Embora Piketty e o Papa Francisco (antes Cardinal Jorge Mario
Bergolio) neguem qualquer interesse ou fé no marxismo, ambos não serão
perdoados tão cedo. Porque, afinal, reconhecer as falhas capitalismo é
como emitir um sinal de alerta máximo em nosso estado de exceção.
O lado bom desse alerta, porém, é a possibilidade de congregar
pessoas preocupadas com questões vitais como distribuição de renda,
saúde e educação, reivindicações vistas na União de Nações
Sul-Americanas (UNASUR) e no recente movimento Occupy.
O Papa pede redistribuição, e Piketty sugere um modo de pôr isso em
prática com uma tributação progressiva global sobre o capital ou grandes
riquezas. E se torna também – indiretamente – o economista papal. Para
explicar por que a solução do economista francês é apropriada para as
preocupações do Papa, é preciso revisitar rapidamente as duas teses.

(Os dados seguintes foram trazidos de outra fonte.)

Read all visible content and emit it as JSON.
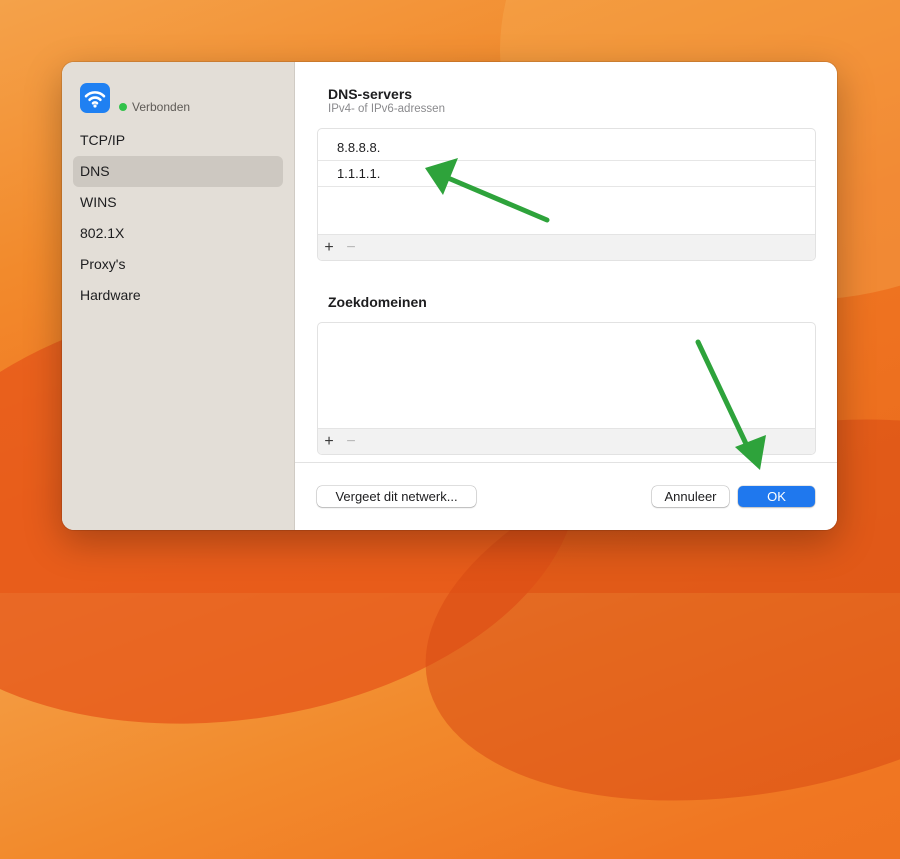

O mais interessante de Evangelii Gaudium não é o clamor por
uma distribuição de riqueza mais justa, mas sim tal pedido sendo feito a
partir do espírito da Teologia da Libertação, de Gustavo Gutiérrez.

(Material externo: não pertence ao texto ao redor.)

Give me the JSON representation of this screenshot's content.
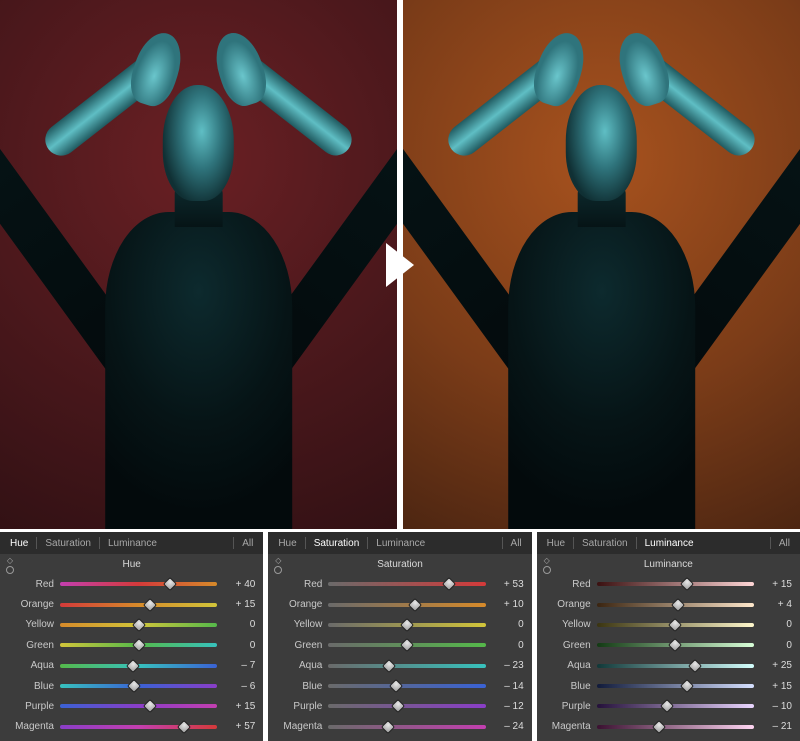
{
  "comparison_arrow": true,
  "panels": [
    {
      "tabs": [
        "Hue",
        "Saturation",
        "Luminance"
      ],
      "active_tab": "Hue",
      "all_label": "All",
      "section_title": "Hue",
      "rows": [
        {
          "label": "Red",
          "value": 40,
          "display": "+ 40"
        },
        {
          "label": "Orange",
          "value": 15,
          "display": "+ 15"
        },
        {
          "label": "Yellow",
          "value": 0,
          "display": "0"
        },
        {
          "label": "Green",
          "value": 0,
          "display": "0"
        },
        {
          "label": "Aqua",
          "value": -7,
          "display": "– 7"
        },
        {
          "label": "Blue",
          "value": -6,
          "display": "– 6"
        },
        {
          "label": "Purple",
          "value": 15,
          "display": "+ 15"
        },
        {
          "label": "Magenta",
          "value": 57,
          "display": "+ 57"
        }
      ]
    },
    {
      "tabs": [
        "Hue",
        "Saturation",
        "Luminance"
      ],
      "active_tab": "Saturation",
      "all_label": "All",
      "section_title": "Saturation",
      "rows": [
        {
          "label": "Red",
          "value": 53,
          "display": "+ 53"
        },
        {
          "label": "Orange",
          "value": 10,
          "display": "+ 10"
        },
        {
          "label": "Yellow",
          "value": 0,
          "display": "0"
        },
        {
          "label": "Green",
          "value": 0,
          "display": "0"
        },
        {
          "label": "Aqua",
          "value": -23,
          "display": "– 23"
        },
        {
          "label": "Blue",
          "value": -14,
          "display": "– 14"
        },
        {
          "label": "Purple",
          "value": -12,
          "display": "– 12"
        },
        {
          "label": "Magenta",
          "value": -24,
          "display": "– 24"
        }
      ]
    },
    {
      "tabs": [
        "Hue",
        "Saturation",
        "Luminance"
      ],
      "active_tab": "Luminance",
      "all_label": "All",
      "section_title": "Luminance",
      "rows": [
        {
          "label": "Red",
          "value": 15,
          "display": "+ 15"
        },
        {
          "label": "Orange",
          "value": 4,
          "display": "+ 4"
        },
        {
          "label": "Yellow",
          "value": 0,
          "display": "0"
        },
        {
          "label": "Green",
          "value": 0,
          "display": "0"
        },
        {
          "label": "Aqua",
          "value": 25,
          "display": "+ 25"
        },
        {
          "label": "Blue",
          "value": 15,
          "display": "+ 15"
        },
        {
          "label": "Purple",
          "value": -10,
          "display": "– 10"
        },
        {
          "label": "Magenta",
          "value": -21,
          "display": "– 21"
        }
      ]
    }
  ],
  "gradients": {
    "hue": {
      "Red": [
        "#c33fb0",
        "#d43a3a",
        "#d68a2a"
      ],
      "Orange": [
        "#d43a3a",
        "#d68a2a",
        "#d2c53a"
      ],
      "Yellow": [
        "#d68a2a",
        "#d2c53a",
        "#55b94a"
      ],
      "Green": [
        "#d2c53a",
        "#55b94a",
        "#37c2bd"
      ],
      "Aqua": [
        "#55b94a",
        "#37c2bd",
        "#3a62d4"
      ],
      "Blue": [
        "#37c2bd",
        "#3a62d4",
        "#8a3ec8"
      ],
      "Purple": [
        "#3a62d4",
        "#8a3ec8",
        "#c33fb0"
      ],
      "Magenta": [
        "#8a3ec8",
        "#c33fb0",
        "#d43a3a"
      ]
    },
    "sat": {
      "Red": [
        "#6a6a6a",
        "#d43a3a"
      ],
      "Orange": [
        "#6a6a6a",
        "#d68a2a"
      ],
      "Yellow": [
        "#6a6a6a",
        "#d2c53a"
      ],
      "Green": [
        "#6a6a6a",
        "#55b94a"
      ],
      "Aqua": [
        "#6a6a6a",
        "#37c2bd"
      ],
      "Blue": [
        "#6a6a6a",
        "#3a62d4"
      ],
      "Purple": [
        "#6a6a6a",
        "#8a3ec8"
      ],
      "Magenta": [
        "#6a6a6a",
        "#c33fb0"
      ]
    },
    "lum": {
      "Red": [
        "#3a1010",
        "#ffd6d6"
      ],
      "Orange": [
        "#3a2410",
        "#ffe8cc"
      ],
      "Yellow": [
        "#3a3410",
        "#fff8cc"
      ],
      "Green": [
        "#123a13",
        "#d8ffd8"
      ],
      "Aqua": [
        "#103838",
        "#d4fffd"
      ],
      "Blue": [
        "#101a3a",
        "#d6e0ff"
      ],
      "Purple": [
        "#24103a",
        "#ead6ff"
      ],
      "Magenta": [
        "#3a1030",
        "#ffd6f3"
      ]
    }
  },
  "image_left_alt": "before-image",
  "image_right_alt": "after-image"
}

Segundo o Papa Francisco, uma “reforma financeira” é essencial não
apenas “porque o sistema socioeconômico é injusto em sua origem”, mas
também “porque os mecanismos econômicos atuais promovem um consumo
desordenado”. Um consumismo desenfreado somado à desigualdade é uma
combinação nociva à sociedade, na medida em que “os excluídos não são
mais os ‘explorados’, e sim os rejeitados, os que são considerados
redundantes”.
É possível perceber que o Papa coloca em oposição não apenas um
sistema econômico em que a exclusão é possível, mas um em que ela se
tornou a regra, ou melhor, “o resultado de ideologias que defendem a
autonomia absoluta do mercado e da especulação financeira”. Como um
veraz filósofo pós-moderno, Papa Francisco conclui suas observações
destacando como “estamos longe do chamado ‘fim da história’”, na medida
em que o crescimento econômico, incentivado pelo livre mercado, em vez
de proporcionar uma maior prosperidade para todos, aumentou “a corrupção
desmedida e a deplorável sonegação de impostos, que assumiram dimensões
globais”.
Pikkety, ao que parece, apresenta uma justificativa tanto histórica
quanto econômica para a preocupação do Papa sobre uma “economia de
exclusão” e sobre “um sistema financeiro que dita regras em vez de
servir à sociedade”. Se o capitalismo se tornou esse sistema econômico
não é simplesmente por sua inclinação natural a uma desigualdade
galopante – tese em que o autor se debruça por meio de uma análise
detalhada da história –, mas sim porque o capitalismo permite que a
concentração de riqueza se perpetue de uma geração à outra (a exemplo da
família real espanhola).
Isso ocorre no seguinte momento: quando “a taxa de retorno sobre o
capital é maior que a taxa de crescimento de renda e produção, o
capitalismo automaticamente cria desigualdades arbitrárias e
insustentáveis que, de forma radical, enfraquece valores meritocráticos,
fundamentais em sociedades democráticas”. O economista francês sugere
então “uma tributação progressiva sobre o capital”, restringindo “o
crescimento ilimitado da desigualdade global, que cresce a um ritmo que
não pode ser mantido em longo prazo e constitui motivo de preocupação
até mesmo para os defensores mais fervorosos do livre mercado”.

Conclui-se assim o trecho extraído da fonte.